Dwell time is now considered a significant ranking factor, although Google hasn’t confirmed it. However, a high dwell time means there are more chances to convert the audience, so you should definitely aim for a higher dwell time. An average dwell time of above 1 minute is decent, and you should aim for above 2 minutes. Remember, the better your content is, the more time they will spend on your site.
Exit rate measures the rate of visitors that are leaving specific pages. This way, we can identify which pages that are not performing well. Again, aim for an exit percentage of around 50-70%, and you will need. High exit rate often occurs when your content in this specific page doesn’t provide enough value or doesn’t answer your audience’s problems.

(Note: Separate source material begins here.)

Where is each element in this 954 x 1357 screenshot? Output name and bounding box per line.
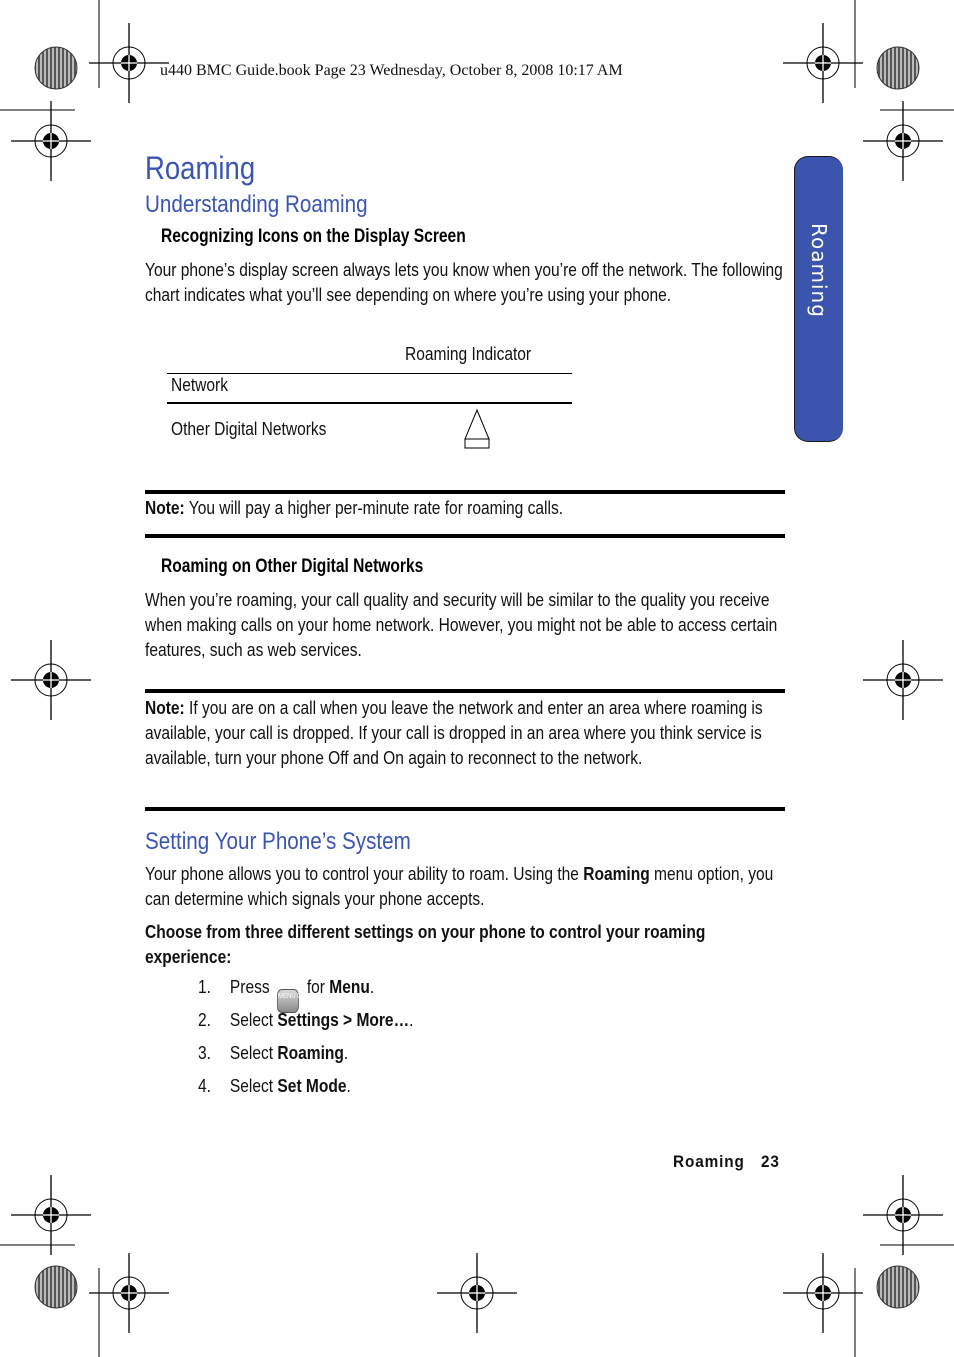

The number of people who return to visit your site is a strong positive signal. It means, your audience finds value in your content, and with more visitations, you have more chance to encourage conversions. If your return visitors rate is low, you either have issues with your content or with your overall user experience (including site optimization).
There are certainly other areas you can analyze when performing an SEO audit. However, the 9 steps we have shared above are among the most important, and you can use the same principles to assess other areas.
Regular SEO audit is a very important aspect if you want to maximize your SEO results: monitor everything regularly, find gaps, and know when to adjust your approaches.